In July 2012, the Russian Investigative Committee announced the inquiry completion and forwarded the Nevzlin dossier to a court for trial in absentia. According to investigators, "In 1998 Nevzlin conspired and appropriated 38% of shares in Tomskneft VNK, Achinsky NPZ and others, which had been contributed by the Russian state to the authorized capital of Eastern Oil Company in the amount of over 3 billion rubles."

Khodorkovsky, Lebedev and Yukos EP Executive Manager Ramil Burganov were found guilty on this count, Russian Investigative Committee spokesman Vladimir Markin said at the time. The criminal inquiry was launched under part four article 160 of the Russian Penal Code (misappropriation), he said.

In June 2013 Moscow's Simonovsky Court added six years of prison on top of Nevzlin's life sentence for misappropriation. The court found Nevzlin guilty of the charge and, having combined the 2013 and 2008 verdicts, sentenced him in absentia to a life at a high-security prison.
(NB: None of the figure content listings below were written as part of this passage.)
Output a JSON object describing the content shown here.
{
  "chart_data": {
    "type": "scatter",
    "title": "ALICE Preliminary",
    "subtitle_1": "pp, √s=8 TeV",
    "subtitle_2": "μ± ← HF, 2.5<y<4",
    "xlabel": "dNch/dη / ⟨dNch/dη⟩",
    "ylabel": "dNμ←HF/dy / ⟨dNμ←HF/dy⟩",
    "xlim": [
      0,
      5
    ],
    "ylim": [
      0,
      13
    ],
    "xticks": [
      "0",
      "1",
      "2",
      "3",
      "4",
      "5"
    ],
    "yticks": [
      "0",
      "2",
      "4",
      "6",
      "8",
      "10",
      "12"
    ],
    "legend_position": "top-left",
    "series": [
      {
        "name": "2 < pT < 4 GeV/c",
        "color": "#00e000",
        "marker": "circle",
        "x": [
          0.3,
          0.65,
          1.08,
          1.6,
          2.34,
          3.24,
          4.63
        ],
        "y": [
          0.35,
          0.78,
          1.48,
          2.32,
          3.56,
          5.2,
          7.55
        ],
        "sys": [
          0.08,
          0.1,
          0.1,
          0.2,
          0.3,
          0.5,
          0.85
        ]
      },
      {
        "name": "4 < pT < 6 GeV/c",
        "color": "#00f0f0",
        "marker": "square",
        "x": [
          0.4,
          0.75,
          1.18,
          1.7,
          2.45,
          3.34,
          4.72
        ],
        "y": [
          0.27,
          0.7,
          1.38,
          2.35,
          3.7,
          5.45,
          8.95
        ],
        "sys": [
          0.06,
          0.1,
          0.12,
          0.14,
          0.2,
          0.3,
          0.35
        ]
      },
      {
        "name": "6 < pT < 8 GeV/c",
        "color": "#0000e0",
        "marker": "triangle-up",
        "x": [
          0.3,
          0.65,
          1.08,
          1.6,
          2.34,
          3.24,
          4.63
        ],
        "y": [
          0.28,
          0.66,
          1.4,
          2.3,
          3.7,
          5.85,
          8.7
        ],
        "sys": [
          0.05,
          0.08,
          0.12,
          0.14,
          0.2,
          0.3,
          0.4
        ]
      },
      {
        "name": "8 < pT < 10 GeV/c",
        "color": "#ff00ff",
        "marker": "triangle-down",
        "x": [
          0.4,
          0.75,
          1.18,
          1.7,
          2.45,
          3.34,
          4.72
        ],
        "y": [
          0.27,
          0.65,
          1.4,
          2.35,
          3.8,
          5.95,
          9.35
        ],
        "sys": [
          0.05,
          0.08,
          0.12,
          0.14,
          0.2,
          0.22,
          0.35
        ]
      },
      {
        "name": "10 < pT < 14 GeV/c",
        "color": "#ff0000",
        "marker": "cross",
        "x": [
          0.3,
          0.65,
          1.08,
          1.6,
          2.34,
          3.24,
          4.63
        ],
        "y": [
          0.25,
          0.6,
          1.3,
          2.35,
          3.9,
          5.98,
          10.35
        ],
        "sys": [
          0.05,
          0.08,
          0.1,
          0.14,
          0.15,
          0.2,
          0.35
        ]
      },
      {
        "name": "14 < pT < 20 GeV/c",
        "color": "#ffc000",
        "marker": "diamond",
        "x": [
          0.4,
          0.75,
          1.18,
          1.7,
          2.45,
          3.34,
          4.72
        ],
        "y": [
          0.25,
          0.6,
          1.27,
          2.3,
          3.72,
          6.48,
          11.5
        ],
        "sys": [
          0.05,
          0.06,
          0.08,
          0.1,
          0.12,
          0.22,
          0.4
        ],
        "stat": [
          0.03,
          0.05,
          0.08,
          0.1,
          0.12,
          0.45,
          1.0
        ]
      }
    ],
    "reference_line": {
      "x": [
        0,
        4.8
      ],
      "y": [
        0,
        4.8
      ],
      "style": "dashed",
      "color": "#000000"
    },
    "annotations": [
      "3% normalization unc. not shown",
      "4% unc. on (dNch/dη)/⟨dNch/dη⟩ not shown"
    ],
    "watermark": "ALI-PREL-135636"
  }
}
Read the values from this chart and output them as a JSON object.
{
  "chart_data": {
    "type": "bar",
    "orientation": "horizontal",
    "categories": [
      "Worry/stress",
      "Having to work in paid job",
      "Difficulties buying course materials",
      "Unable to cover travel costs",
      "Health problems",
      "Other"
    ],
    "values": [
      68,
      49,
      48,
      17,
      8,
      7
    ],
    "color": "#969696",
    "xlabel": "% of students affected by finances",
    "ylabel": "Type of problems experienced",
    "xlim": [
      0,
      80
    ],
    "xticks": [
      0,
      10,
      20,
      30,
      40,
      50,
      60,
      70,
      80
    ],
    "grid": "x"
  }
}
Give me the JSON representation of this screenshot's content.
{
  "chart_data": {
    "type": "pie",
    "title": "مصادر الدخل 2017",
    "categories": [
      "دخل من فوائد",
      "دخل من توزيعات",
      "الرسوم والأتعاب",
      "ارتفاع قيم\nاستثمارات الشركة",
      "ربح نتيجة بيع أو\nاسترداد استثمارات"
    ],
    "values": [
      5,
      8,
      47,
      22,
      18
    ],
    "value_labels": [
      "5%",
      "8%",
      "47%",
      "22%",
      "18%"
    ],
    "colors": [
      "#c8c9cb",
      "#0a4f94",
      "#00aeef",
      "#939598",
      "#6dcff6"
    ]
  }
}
The court found that Nevzlin had committed the crime as a member of a group led by former Yukos chief Mikhail Khodorkovsky. Other group members included Menatep chief Platon Lebedev and the late former Yukos vice president, Vasily Alexanyan, the verdict said.

In December 2013 Moscow City Court rejected Nevzlin's appeal against the in absentia verdict in the misappropriation case. Nevzlin's defense team insisted at the trial that there was nothing criminal about their client's actions and that the case against him was political.